THE International Monetary Fund (IMF) is facing criticism over a $280 million bailout intended for Equatorial Guinea, a tiny oil-producing state in Central Africa, where the long-serving regime of President Teodoro Obiang Nguema is accused of institutional corruption and human rights violations, writes Neil Munshi
The IMF says the programme includes provisions meant to make the petrostate’s oil and gas industry more transparent. But anti-corruption and human rights groups warn that the IMF risks damaging its own reputation by lending its credibility to a regime with no history of serious reform.
‘Knowing the penchant for corruption in this country, knowing about the human rights violations, I don’t see how [the IMF] can justify bailing this country out with millions of dollars that they should know will be squandered once again,’ says Tutu Alicante, executive director of EG Justice, who like many Equatoguinean critics of the government lives in exile.
But the IMF’s programme in Equatorial Guinea, expected to be approved this month, is not unique. It is only the latest in a series of similar lending programmes the IMF has approved in Central Africa in the past four years.
Nearby Gabon received a $642 million bailout in 2017, while Republic of Congo got $450 million in July. Both governments are oil producers like Equatorial Guinea, with comparatively high gross domestic product per capita but poor records on graft and public finance management. The governments in all three countries have been accused of profiting from corruption.
Rights groups and creditors challenged the IMF before it bailed out Republic of Congo, questioning the logic of funding a government accused of misappropriating large portions of its oil revenues and failing to honour its private debts. Now, eight civil society organisations, including Human Rights Watch, have sent a joint letter to the IMF asking it to delay its decision on Equatorial Guinea.
Sarah Saadoun, a researcher who works on corruption for Human Rights Watch, says the IMF program will serve as a badge of validation for the Equatoguinean government, sending the wrong signal to potential partners about the state of the country’s politics.

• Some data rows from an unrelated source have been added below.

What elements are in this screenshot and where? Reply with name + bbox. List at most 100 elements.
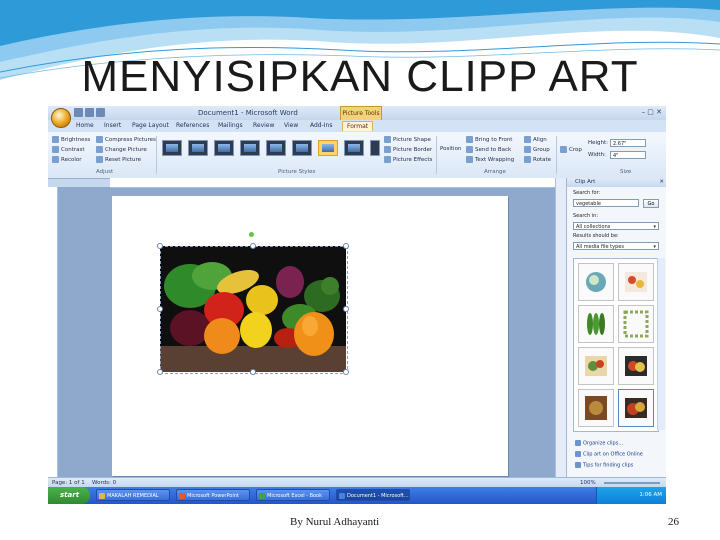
rotate-button[interactable]: Rotate — [524, 156, 551, 163]
picture-style-thumb[interactable] — [188, 140, 208, 156]
tab-references[interactable]: References — [176, 122, 209, 129]
change-picture-icon — [96, 146, 103, 153]
window-controls[interactable]: – ▢ ✕ — [642, 108, 662, 116]
ribbon-separator — [436, 136, 437, 174]
redo-icon[interactable] — [96, 108, 105, 117]
picture-style-thumb[interactable] — [214, 140, 234, 156]
resize-handle[interactable] — [250, 243, 256, 249]
reset-picture-button[interactable]: Reset Picture — [96, 156, 141, 163]
group-button[interactable]: Group — [524, 146, 550, 153]
picture-shape-button[interactable]: Picture Shape — [384, 136, 431, 143]
start-button[interactable]: start — [48, 487, 90, 504]
resize-handle[interactable] — [343, 369, 349, 375]
clip-art-pane: Clip Art ✕ Search for: vegetable Go Sear… — [566, 178, 666, 477]
powerpoint-icon — [179, 493, 185, 499]
organize-clips-link[interactable]: Organize clips... — [575, 440, 623, 447]
picture-style-thumb[interactable] — [266, 140, 286, 156]
footer-author: By Nurul Adhayanti — [290, 516, 380, 528]
picture-border-button[interactable]: Picture Border — [384, 146, 432, 153]
search-in-label: Search in: — [573, 213, 599, 219]
clip-art-thumbnail[interactable] — [618, 263, 654, 301]
system-tray: 1:06 AM — [596, 487, 666, 504]
document-scrollbar[interactable] — [555, 178, 566, 477]
change-picture-button[interactable]: Change Picture — [96, 146, 147, 153]
status-words[interactable]: Words: 0 — [92, 480, 116, 486]
clip-art-thumbnail[interactable] — [578, 347, 614, 385]
quick-access-toolbar[interactable] — [74, 108, 107, 119]
shape-icon — [384, 136, 391, 143]
clip-art-thumbnail[interactable] — [578, 263, 614, 301]
crop-button[interactable]: Crop — [560, 146, 582, 153]
picture-style-thumb[interactable] — [240, 140, 260, 156]
rotate-icon — [524, 156, 531, 163]
wrap-icon — [466, 156, 473, 163]
align-button[interactable]: Align — [524, 136, 547, 143]
tab-insert[interactable]: Insert — [104, 122, 121, 129]
styles-more-button[interactable] — [370, 140, 380, 156]
picture-effects-button[interactable]: Picture Effects — [384, 156, 432, 163]
save-icon[interactable] — [74, 108, 83, 117]
tab-home[interactable]: Home — [76, 122, 94, 129]
zoom-level[interactable]: 100% — [580, 480, 596, 486]
height-input[interactable]: 2.67" — [610, 139, 646, 147]
undo-icon[interactable] — [85, 108, 94, 117]
resize-handle[interactable] — [157, 369, 163, 375]
vertical-ruler[interactable] — [48, 187, 58, 477]
picture-style-thumb[interactable] — [162, 140, 182, 156]
clock[interactable]: 1:06 AM — [639, 492, 662, 498]
close-icon[interactable]: ✕ — [659, 178, 664, 187]
resize-handle[interactable] — [157, 306, 163, 312]
clip-art-thumbnail[interactable] — [578, 305, 614, 343]
tab-page-layout[interactable]: Page Layout — [132, 122, 169, 129]
resize-handle[interactable] — [157, 243, 163, 249]
height-label: Height: — [588, 140, 609, 146]
bring-to-front-button[interactable]: Bring to Front — [466, 136, 512, 143]
rotation-handle[interactable] — [249, 232, 254, 237]
tab-review[interactable]: Review — [253, 122, 274, 129]
group-label-adjust: Adjust — [96, 169, 114, 175]
contrast-icon — [52, 146, 59, 153]
horizontal-ruler[interactable] — [110, 178, 556, 188]
clip-art-online-link[interactable]: Clip art on Office Online — [575, 451, 643, 458]
zoom-slider[interactable] — [604, 482, 660, 484]
search-in-select[interactable]: All collections ▾ — [573, 222, 659, 230]
office-button[interactable] — [51, 108, 71, 128]
clip-art-results-scrollbar[interactable] — [657, 258, 665, 430]
tab-mailings[interactable]: Mailings — [218, 122, 243, 129]
taskbar-button-active[interactable]: Document1 - Microsoft... — [336, 489, 410, 501]
border-icon — [384, 146, 391, 153]
picture-style-thumb-selected[interactable] — [318, 140, 338, 156]
tab-add-ins[interactable]: Add-Ins — [310, 122, 332, 129]
resize-handle[interactable] — [250, 369, 256, 375]
tab-view[interactable]: View — [284, 122, 298, 129]
taskbar-button[interactable]: Microsoft PowerPoint — [176, 489, 250, 501]
recolor-button[interactable]: Recolor — [52, 156, 82, 163]
contrast-button[interactable]: Contrast — [52, 146, 85, 153]
clip-art-pane-header: Clip Art ✕ — [567, 178, 666, 187]
clip-art-search-input[interactable]: vegetable — [573, 199, 639, 207]
clip-art-thumbnail-selected[interactable] — [618, 389, 654, 427]
resize-handle[interactable] — [343, 306, 349, 312]
taskbar-button[interactable]: MAKALAH REMEDIAL — [96, 489, 170, 501]
tab-format[interactable]: Format — [342, 121, 374, 131]
tips-link[interactable]: Tips for finding clips — [575, 462, 633, 469]
clip-art-thumbnail[interactable] — [618, 305, 654, 343]
picture-style-thumb[interactable] — [344, 140, 364, 156]
position-button[interactable]: Position — [440, 146, 461, 152]
go-button[interactable]: Go — [643, 199, 659, 208]
resize-handle[interactable] — [343, 243, 349, 249]
word-title-bar: Document1 - Microsoft Word Picture Tools… — [48, 106, 666, 121]
taskbar-button[interactable]: Microsoft Excel - Book — [256, 489, 330, 501]
width-input[interactable]: 4" — [610, 151, 646, 159]
compress-pictures-button[interactable]: Compress Pictures — [96, 136, 156, 143]
brightness-button[interactable]: Brightness — [52, 136, 90, 143]
clip-art-thumbnail[interactable] — [578, 389, 614, 427]
status-page[interactable]: Page: 1 of 1 — [52, 480, 85, 486]
clip-art-thumbnail[interactable] — [618, 347, 654, 385]
brightness-icon — [52, 136, 59, 143]
picture-style-thumb[interactable] — [292, 140, 312, 156]
text-wrapping-button[interactable]: Text Wrapping — [466, 156, 514, 163]
ribbon: Brightness Contrast Recolor Compress Pic… — [48, 132, 666, 179]
results-type-select[interactable]: All media file types ▾ — [573, 242, 659, 250]
send-to-back-button[interactable]: Send to Back — [466, 146, 511, 153]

‘The IMF [will be giving] them the imprimatur of reform and that signals something to investors,’ Saadoun says. ‘In a country where rule of law and corruption are perennial issues for investors, that signal is very, very valuable for them.’
The IMF declined to comment. In October, it said the programme would help promote financial stability, economic diversification, good governance and transparency.
Obiang has ruled Equatorial Guinea with absolute power since 1979, when he overthrew his uncle in a violent coup. His regime has outlawed most opposition parties, and arbitrary detention, extrajudicial killings and torture are all common.
American oil groups discovered giant crude deposits in the country’s maritime waters in the mid-1990s. Oil production has since generated billions of dollars in annual revenue for Obiang’s administration but failed to improve the lives of most Equatoguineans.
GDP per capita in the country of 1 million people is among the best in Africa and higher than Turkey, Brazil and China, and yet its social indicators are some of the worst in the world.
The oil windfall funded a huge infrastructure-building spree that has given the country some of Africa’s finest roads but also seen money misspent on boondoggles such as new luxury cities. The building bonanza collapsed, along with the economy, after the 2014 crash in the price of crude, which provides nearly all government revenue.
Still, the government says it does not need the bailout.
‘Equatorial Guinea is not a country that needs $200 million,’ says Gabriel Obiang Lima, the minister of mines and hydrocarbons and one of the president’s sons. ‘We make that in two months.’
Lima says the government has agreed to the IMF programme as an act of ‘solidarity’ with the five other countries in the Central African Economic and Monetary Community, which share a currency. Most were hit hard by the oil price crash and began talks with the IMF for a regional program in 2015. Chad, Cameroon and the Central African Republic have also received support in the past four years.
Lima dismisses the criticism from international human rights organisations and points to Equatorial Guinea’s evolving relationships with international bodies as proof that the country has changed.
‘They are giving the indication of the development of the country,’ he says. ‘[We already have an] agreement by IMF, we already have an agreement by the World Bank. How come those organisations don’t want to read or respect the report of [international institutions]?’
But the regime’s critics increasingly see the IMF and World Bank as part of the problem, arguing that their engagement with the government legitimises the economic crimes committed by members of the president’s family such as his son Vice President Teodoro Nguema Obiang Mangue.
Better known as Teodorin, the deputy leader was convicted by a French judge in 2017 of siphoning off payments from investors to fund a lavish international lifestyle including a sprawling collection of yachts, supercars, mansions and fine art.
‘Why would they bail out a violent kleptocracy with public money the amount of which could easily be covered in the blink of an eye by Teodorin selling a few of his cars in France?’ says Simon Taylor, co-founder of Global Witness.